Por fin. Había terminado. Ya cumplía con sus deberes y podía entregarse al amparo de su cama. Estaba cansado pero satisfecho. Releyó la última línea, no del todo convencido por el final. La idea de no abrir los ojos no le parecía lo suficientemente buena para ser la última oración. Pero tenía que bastar, no se le ocurría algo mejor. No importaba, ya había terminado.
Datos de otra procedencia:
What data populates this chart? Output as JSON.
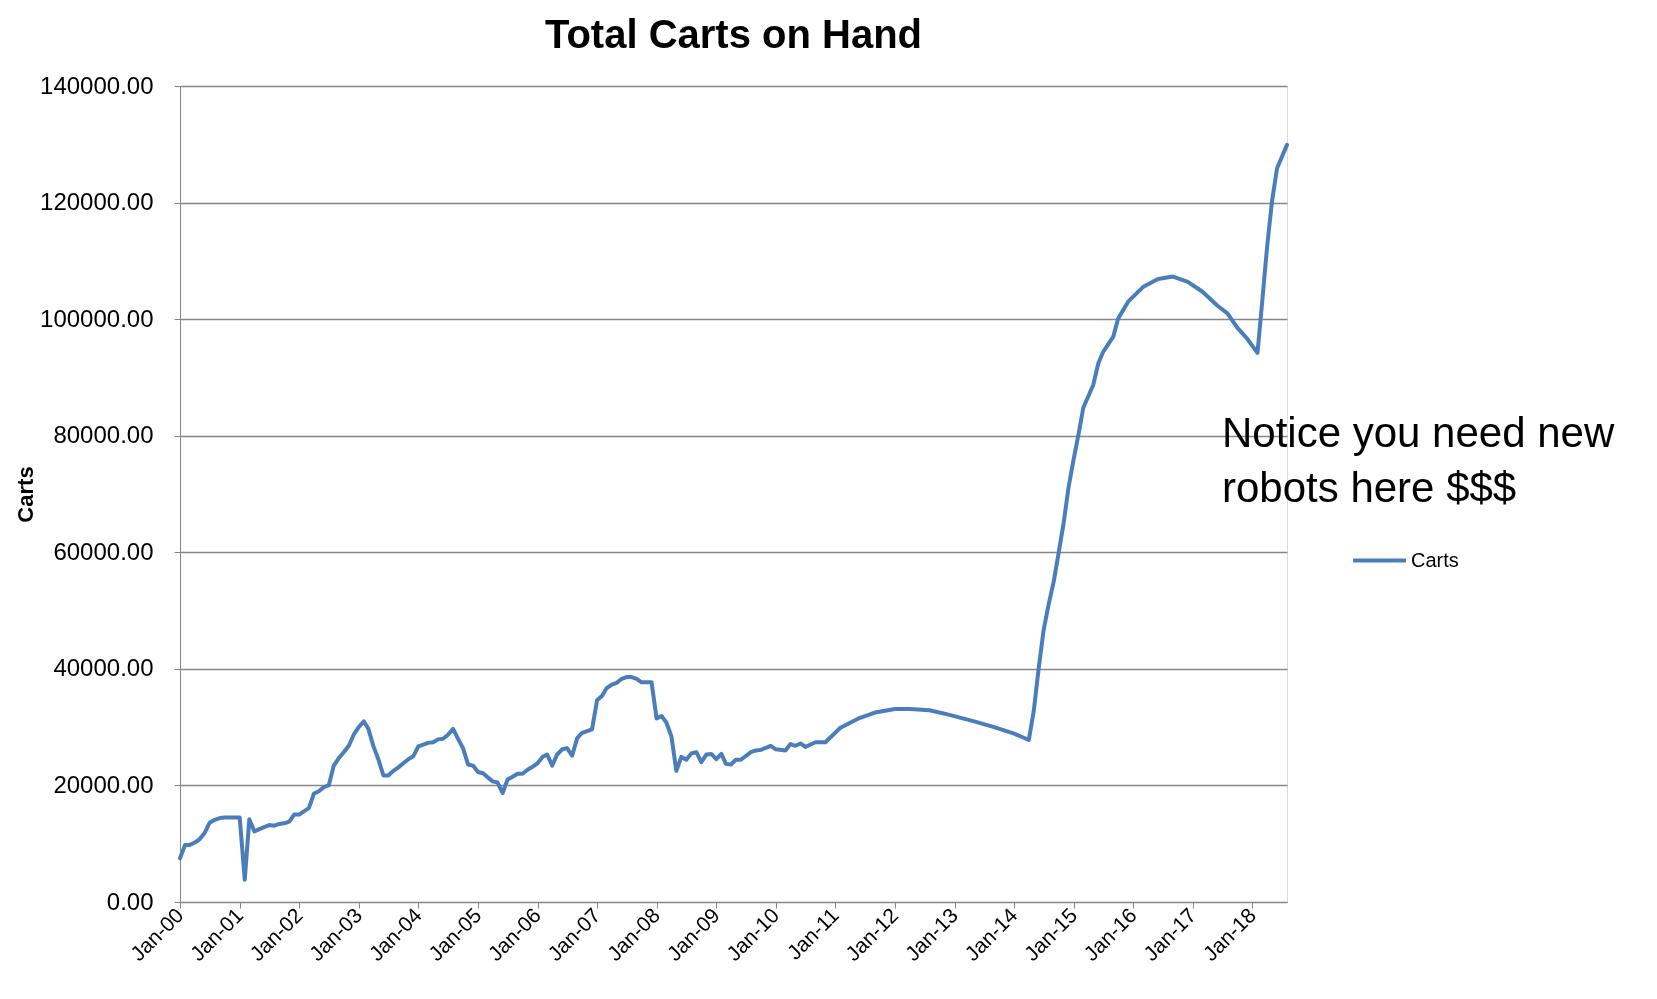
{
  "chart_data": {
    "type": "line",
    "title": "Total Carts on Hand",
    "ylabel": "Carts",
    "annotations": [
      "Notice you need new robots here  $$$"
    ],
    "xlim": [
      "2000-01",
      "2018-08"
    ],
    "xticks": [
      {
        "value": "2000-01",
        "label": "Jan-00"
      },
      {
        "value": "2001-01",
        "label": "Jan-01"
      },
      {
        "value": "2002-01",
        "label": "Jan-02"
      },
      {
        "value": "2003-01",
        "label": "Jan-03"
      },
      {
        "value": "2004-01",
        "label": "Jan-04"
      },
      {
        "value": "2005-01",
        "label": "Jan-05"
      },
      {
        "value": "2006-01",
        "label": "Jan-06"
      },
      {
        "value": "2007-01",
        "label": "Jan-07"
      },
      {
        "value": "2008-01",
        "label": "Jan-08"
      },
      {
        "value": "2009-01",
        "label": "Jan-09"
      },
      {
        "value": "2010-01",
        "label": "Jan-10"
      },
      {
        "value": "2011-01",
        "label": "Jan-11"
      },
      {
        "value": "2012-01",
        "label": "Jan-12"
      },
      {
        "value": "2013-01",
        "label": "Jan-13"
      },
      {
        "value": "2014-01",
        "label": "Jan-14"
      },
      {
        "value": "2015-01",
        "label": "Jan-15"
      },
      {
        "value": "2016-01",
        "label": "Jan-16"
      },
      {
        "value": "2017-01",
        "label": "Jan-17"
      },
      {
        "value": "2018-01",
        "label": "Jan-18"
      }
    ],
    "ylim": [
      0,
      140000
    ],
    "yticks": [
      {
        "value": 0,
        "label": "0.00"
      },
      {
        "value": 20000,
        "label": "20000.00"
      },
      {
        "value": 40000,
        "label": "40000.00"
      },
      {
        "value": 60000,
        "label": "60000.00"
      },
      {
        "value": 80000,
        "label": "80000.00"
      },
      {
        "value": 100000,
        "label": "100000.00"
      },
      {
        "value": 120000,
        "label": "120000.00"
      },
      {
        "value": 140000,
        "label": "140000.00"
      }
    ],
    "grid": "y",
    "legend": "right",
    "series": [
      {
        "name": "Carts",
        "color": "#4a7ebb",
        "x": [
          "2000-01",
          "2000-02",
          "2000-03",
          "2000-04",
          "2000-05",
          "2000-06",
          "2000-07",
          "2000-08",
          "2000-09",
          "2000-10",
          "2000-11",
          "2001-01",
          "2001-02",
          "2001-03",
          "2001-04",
          "2001-05",
          "2001-07",
          "2001-08",
          "2001-09",
          "2001-10",
          "2001-11",
          "2001-12",
          "2002-01",
          "2002-02",
          "2002-03",
          "2002-04",
          "2002-05",
          "2002-06",
          "2002-07",
          "2002-08",
          "2002-09",
          "2002-10",
          "2002-11",
          "2002-12",
          "2003-01",
          "2003-02",
          "2003-03",
          "2003-04",
          "2003-05",
          "2003-06",
          "2003-07",
          "2003-08",
          "2003-09",
          "2003-10",
          "2003-11",
          "2003-12",
          "2004-01",
          "2004-02",
          "2004-03",
          "2004-04",
          "2004-05",
          "2004-06",
          "2004-07",
          "2004-08",
          "2004-09",
          "2004-10",
          "2004-11",
          "2004-12",
          "2005-01",
          "2005-02",
          "2005-03",
          "2005-04",
          "2005-05",
          "2005-06",
          "2005-07",
          "2005-08",
          "2005-09",
          "2005-10",
          "2005-11",
          "2005-12",
          "2006-01",
          "2006-02",
          "2006-03",
          "2006-04",
          "2006-05",
          "2006-06",
          "2006-07",
          "2006-08",
          "2006-09",
          "2006-10",
          "2006-11",
          "2006-12",
          "2007-01",
          "2007-02",
          "2007-03",
          "2007-04",
          "2007-05",
          "2007-06",
          "2007-07",
          "2007-08",
          "2007-09",
          "2007-10",
          "2007-11",
          "2007-12",
          "2008-01",
          "2008-02",
          "2008-03",
          "2008-04",
          "2008-05",
          "2008-06",
          "2008-07",
          "2008-08",
          "2008-09",
          "2008-10",
          "2008-11",
          "2008-12",
          "2009-01",
          "2009-02",
          "2009-03",
          "2009-04",
          "2009-05",
          "2009-06",
          "2009-08",
          "2009-09",
          "2009-10",
          "2009-12",
          "2010-01",
          "2010-03",
          "2010-04",
          "2010-05",
          "2010-06",
          "2010-07",
          "2010-09",
          "2010-11",
          "2011-02",
          "2011-06",
          "2011-09",
          "2012-01",
          "2012-04",
          "2012-08",
          "2012-12",
          "2013-05",
          "2013-09",
          "2014-01",
          "2014-04",
          "2014-05",
          "2014-06",
          "2014-07",
          "2014-08",
          "2014-09",
          "2014-10",
          "2014-11",
          "2014-12",
          "2015-01",
          "2015-02",
          "2015-03",
          "2015-05",
          "2015-06",
          "2015-07",
          "2015-09",
          "2015-10",
          "2015-12",
          "2016-03",
          "2016-06",
          "2016-09",
          "2016-12",
          "2017-03",
          "2017-06",
          "2017-08",
          "2017-10",
          "2017-12",
          "2018-02",
          "2018-03",
          "2018-04",
          "2018-05",
          "2018-06",
          "2018-08"
        ],
        "values": [
          7500,
          9800,
          9800,
          10200,
          10800,
          11900,
          13600,
          14100,
          14400,
          14500,
          14500,
          14500,
          3800,
          14200,
          12100,
          12500,
          13200,
          13100,
          13400,
          13500,
          13800,
          15000,
          15000,
          15600,
          16100,
          18600,
          19000,
          19700,
          20000,
          23400,
          24700,
          25700,
          26800,
          28700,
          30000,
          31000,
          29700,
          26700,
          24500,
          21700,
          21700,
          22500,
          23100,
          23800,
          24500,
          25000,
          26700,
          27000,
          27300,
          27400,
          27900,
          28000,
          28700,
          29700,
          28000,
          26400,
          23600,
          23400,
          22300,
          22100,
          21400,
          20700,
          20500,
          18700,
          21000,
          21500,
          22000,
          22000,
          22700,
          23200,
          23800,
          24900,
          25300,
          23400,
          25300,
          26200,
          26400,
          25100,
          28100,
          29000,
          29300,
          29600,
          34600,
          35400,
          36700,
          37300,
          37600,
          38300,
          38600,
          38600,
          38300,
          37700,
          37700,
          37700,
          31500,
          31900,
          30800,
          28400,
          22500,
          24900,
          24400,
          25500,
          25700,
          24000,
          25300,
          25400,
          24500,
          25400,
          23700,
          23600,
          24400,
          24400,
          25700,
          26000,
          26100,
          26800,
          26200,
          26000,
          27100,
          26800,
          27200,
          26600,
          27400,
          27400,
          29900,
          31600,
          32500,
          33100,
          33100,
          32900,
          32100,
          31000,
          30000,
          28900,
          27800,
          32700,
          40200,
          46700,
          51100,
          55000,
          59900,
          65100,
          71200,
          76000,
          80400,
          84800,
          88700,
          92400,
          94400,
          97000,
          100100,
          103000,
          105500,
          106900,
          107300,
          106400,
          104700,
          102300,
          101000,
          98500,
          96600,
          94200,
          102700,
          112400,
          120200,
          125900,
          129900
        ]
      }
    ]
  }
}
Ya podía subir el cuento al blog, al carajo las revisiones, si tiene errores es más honesto para él, así que lo sube sin revisarlo. Total, nadie lo lee de todas formas. Es desobligado y escribe con la fecha encima e, incluso sabiendo que no pasa nada si no sube un cuento, se siente obligado a subir algo. Ha matado a un nuevo personaje. Esta vez fue un escritor que muere justo después de terminar su obra maestra. En sus delirios, le parece que ha sido un buen cuento, quizá no lo mejor de su asquerosa obra, pero pues ha valido la pena desvelarse, sobre todo se siente satisfecho porque sólo empezó a escribir, sin saber bien a bien sobre qué escribiría. Estaba un paso más cerca de tener el material suficiente para tener un libro de cuentos. Era una excelente noche. El sueño le vencía y la pantalla se empezaba a ver borrosa. Entró al blog, copió el cuento, le puso un título que rendía tributo a su escritor preferido y que le quedaba a su cuento y lo subió, apagó la computadora y se dispuso a dormir. Ni siquiera se puso la pijama, sólo se fue de boca hacia la cama y cerró los ojos. Pero sus sentidos seguían activos. Una rara sensación lo hizo ponerse boca arriba y abrir los ojos. Casi pudo escucharme narrando esta historia. Casi pudo escuchar la gran ironía dentro de las ironías…aunque no habría hecho ninguna diferencia, su destino ya estaba decidido. Todos somos personajes de la obra de alguien más. Dios es el más grande creador de ficciones que ha existido.